Objective Obesity is also known to increase morbidity and decrease quality of life. While there is a large body of research on the health consequences of obesity, few studies have looked at how obesity affects traffic collision injury risk. The goal of this study was to estimate the effect of obesity on death risk during severe collisions.

Methods A matched-pair cohort study was conducted using data for years 1999–2008 from the Fatality Analysis Reporting System, a national fatal collision data system. Identified were 24 936 pairs of adult drivers involved in two-vehicle collisions in which the vehicles were of similar type and size. Risk ratios for death were estimated for body mass index (BMI) quintiles using conditional Poisson regression.

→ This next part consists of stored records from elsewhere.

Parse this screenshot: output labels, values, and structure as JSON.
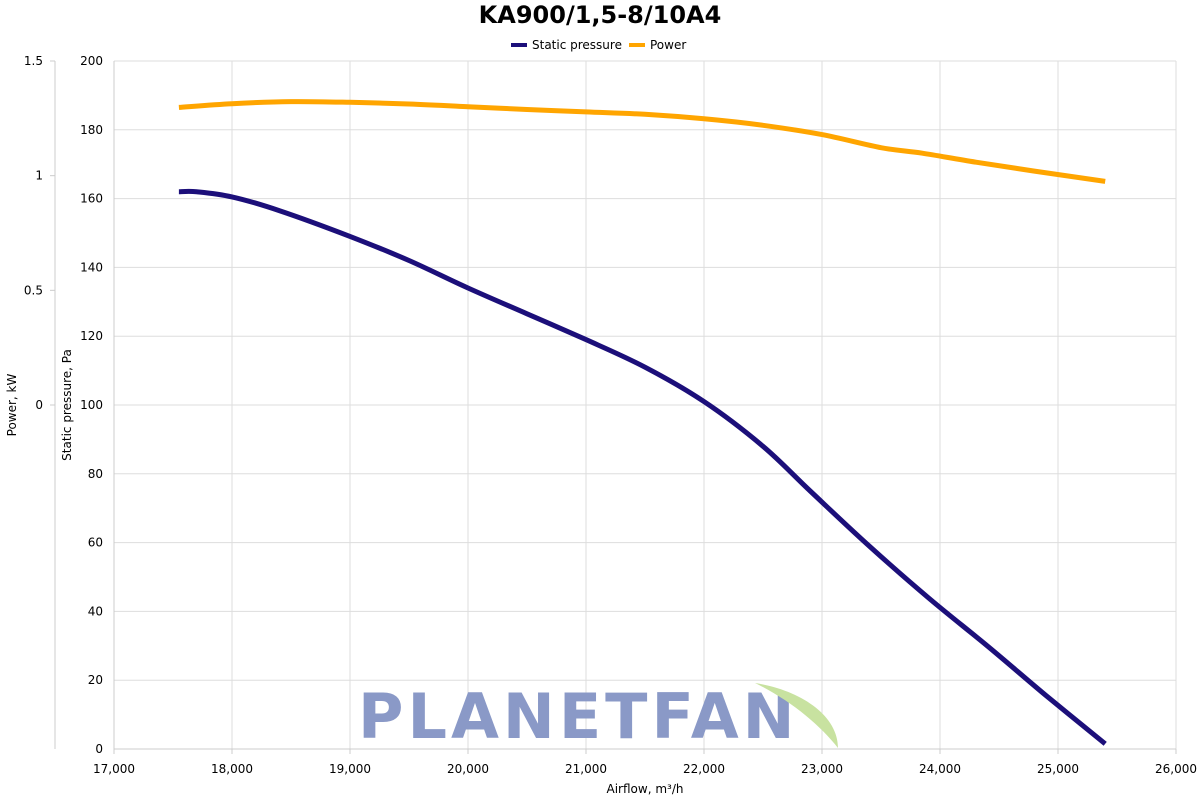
{
  "chart_data": {
    "type": "line",
    "title": "KA900/1,5-8/10A4",
    "xlabel": "Airflow, m³/h",
    "ylabel": "Static pressure, Pa",
    "y2label": "Power, kW",
    "xlim": [
      17000,
      26000
    ],
    "ylim": [
      0,
      200
    ],
    "y2lim": [
      -1.5,
      1.5
    ],
    "x_ticks": [
      "17,000",
      "18,000",
      "19,000",
      "20,000",
      "21,000",
      "22,000",
      "23,000",
      "24,000",
      "25,000",
      "26,000"
    ],
    "y_ticks": [
      "0",
      "20",
      "40",
      "60",
      "80",
      "100",
      "120",
      "140",
      "160",
      "180",
      "200"
    ],
    "y2_ticks": [
      "0",
      "0.5",
      "1",
      "1.5"
    ],
    "grid": true,
    "legend_position": "top-center",
    "watermark": "PLANETFAN",
    "series": [
      {
        "name": "Static pressure",
        "color": "#1c0f7a",
        "axis": "left",
        "x": [
          17550,
          17700,
          18000,
          18400,
          19000,
          19500,
          20000,
          20500,
          21000,
          21500,
          22000,
          22500,
          22900,
          23400,
          23900,
          24400,
          24900,
          25400
        ],
        "y": [
          162,
          162,
          160.5,
          156.5,
          149,
          142,
          134,
          126.5,
          119,
          111,
          101,
          88,
          75,
          59,
          44,
          30,
          15.5,
          1.5
        ]
      },
      {
        "name": "Power",
        "color": "#ffa500",
        "axis": "left",
        "x": [
          17550,
          18000,
          18500,
          19000,
          19500,
          20000,
          20500,
          21000,
          21500,
          22000,
          22500,
          23000,
          23500,
          23850,
          24300,
          24800,
          25400
        ],
        "y": [
          186.5,
          187.6,
          188.2,
          188.0,
          187.5,
          186.7,
          185.9,
          185.2,
          184.5,
          183.2,
          181.3,
          178.6,
          174.8,
          173.2,
          170.6,
          168.0,
          165.0
        ]
      }
    ]
  }
}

Results Drivers in the lowest BMI quintile (BMI 12.9–21.5; RR 1.15, p=0.08) and the highest quintile (BMI 29.4–71.4; RR 1.28 p=0.002) appeared to have an elevated risk of death, compared with drivers in the lowest normal-weight quintile (BMI 21.5–23.9), adjusted for age, sex, seat belt use, air bag deployment, seat belt-air bag interaction and collision type.

Conclusions Underweight and obese vehicle occupants may be at higher risk of death than normal-weight occupants when involved in severe traffic collisions. The ability of passenger vehicles to protect obese occupants may have particular important public health implications, given the ongoing obesity epidemic in the USA.